November 4, 2008

Why Voting Matters

I should be eating lunch right now, but instead I am writing this blog entry. 

I have never had a blog, mainly because most of my writing is reactionary and I don’t have the free time. This too is a piece of reactionary writing, but I put it in blog form for two reasons:

  1. The topic is carried over from Twitter, and 180 characters is too few for me to say what I have to say.
  2. There are apparently a lot of online writings devoted to bad logic and poor analogies defending what I’m arguing against.

Today, Election Day, someone I follow on Twitter posted a comment about how they weren’t voting, with this URL attached as some kind of supporting argument: http://www.reason.com/news/show/32846.html

They then proceeded to add the following URLs as support for this position:

Chiming in with support was someone else, characterizing those of us attempting to challenge this view as jumping on the “vote fetishizing bandwagon”.

It’s honestly hard to know where to start with this stuff.

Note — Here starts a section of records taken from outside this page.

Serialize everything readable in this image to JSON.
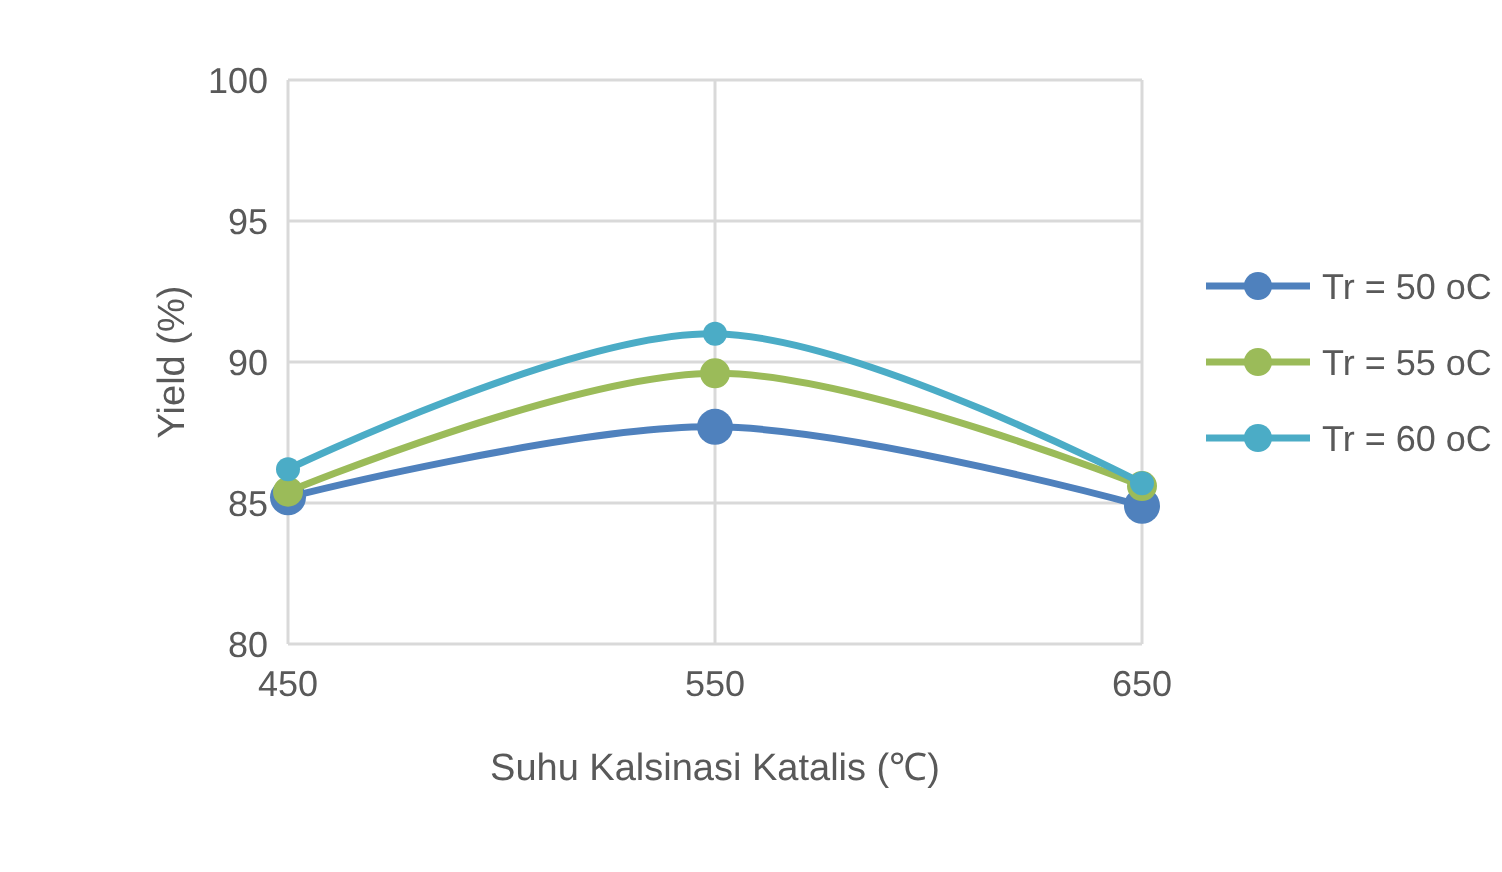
{
  "chart_data": {
    "type": "line",
    "xlabel": "Suhu Kalsinasi Katalis (℃)",
    "ylabel": "Yield (%)",
    "x": [
      450,
      550,
      650
    ],
    "series": [
      {
        "name": "Tr = 50 oC",
        "color": "#4f81bd",
        "values": [
          85.2,
          87.7,
          84.9
        ]
      },
      {
        "name": "Tr = 55 oC",
        "color": "#9bbb59",
        "values": [
          85.4,
          89.6,
          85.6
        ]
      },
      {
        "name": "Tr = 60 oC",
        "color": "#4bacc6",
        "values": [
          86.2,
          91.0,
          85.7
        ]
      }
    ],
    "xlim": [
      450,
      650
    ],
    "xticks": [
      450,
      550,
      650
    ],
    "ylim": [
      80,
      100
    ],
    "yticks": [
      80,
      85,
      90,
      95,
      100
    ],
    "grid": true,
    "legend": "right",
    "marker": "circle",
    "line_style": "solid"
  }
}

To fetishize something is to have an excessive and irrational commitment or obsession with it. To characterize the belief that voting is important as either irrational or excessive is not only illogical, it is insulting and flies in the face of recorded human history.

The colonists rallied around the slogan, “No taxation without representation,” because they felt it was unfair to be taxed and have no say in the running of government. In the years both prior to and after the American Revolution, we have seen people in numerous other countries fight and die for the right to vote.

It is literally impossible to list all the benefits you and I enjoy in our lives because of democracy. Leaving alone the advances made by humanity over our history thanks to democracy, in our current government the people we elect to represent us in office make laws on our behalf, appoint judges to courts whose decisions become legal precedent, choose how to spend the large amount of money removed from our paychecks in the form of taxes, decide when and where to deploy the military, which means they decide when our fellow citizens in the military will be placed in harm’s way.

Florida in the year 2000 is a great example of why voting is so important. Had more people in this country bothered to participate in our democracy, the election would likely not have hinged on Florida, a Florida recount would arguably not have been necessary, the intervention of the Supreme Court would not have been necessary, and we might not presently be 9 TRILLION DOLLARS IN DEBT thanks to the actions of the man put into office as a direct result of the apathy of the non-voting public.

Presently in California there are a number of measures on the ballot that impact the citizens of this state. One in particular, Proposition 8, will enshrine discrimination against an entire class of people in the state constitution if it passes. 

Facile analogies comparing voting to gambling in the face of an issue like Proposition 8 fall completely apart. This is a concrete example of a case where a person’s inaction could directly result in the removal of people’s civil rights.

An apocryphal quote attributed to British philosopher Edmund Burke says that all evil needs to triumph is for good people to stand idly by and do nothing. Given the actions undertaken in our name over the last 8 years, and the issues at stake in the current election, advocacy for not participating in this democracy is to advocate for standing idly by.

Like it or not, we live under a representative government. We can either take advantage of what little say we do have, or we can be apathetic and dismiss the democratic process as being immune to our influence. Our history is filled with examples that show the fatuousness of the latter position. Benjamin Franklin said that the price of freedom is eternal vigilance. One way of exercising vigilance is by helping decide who sits in positions of authority.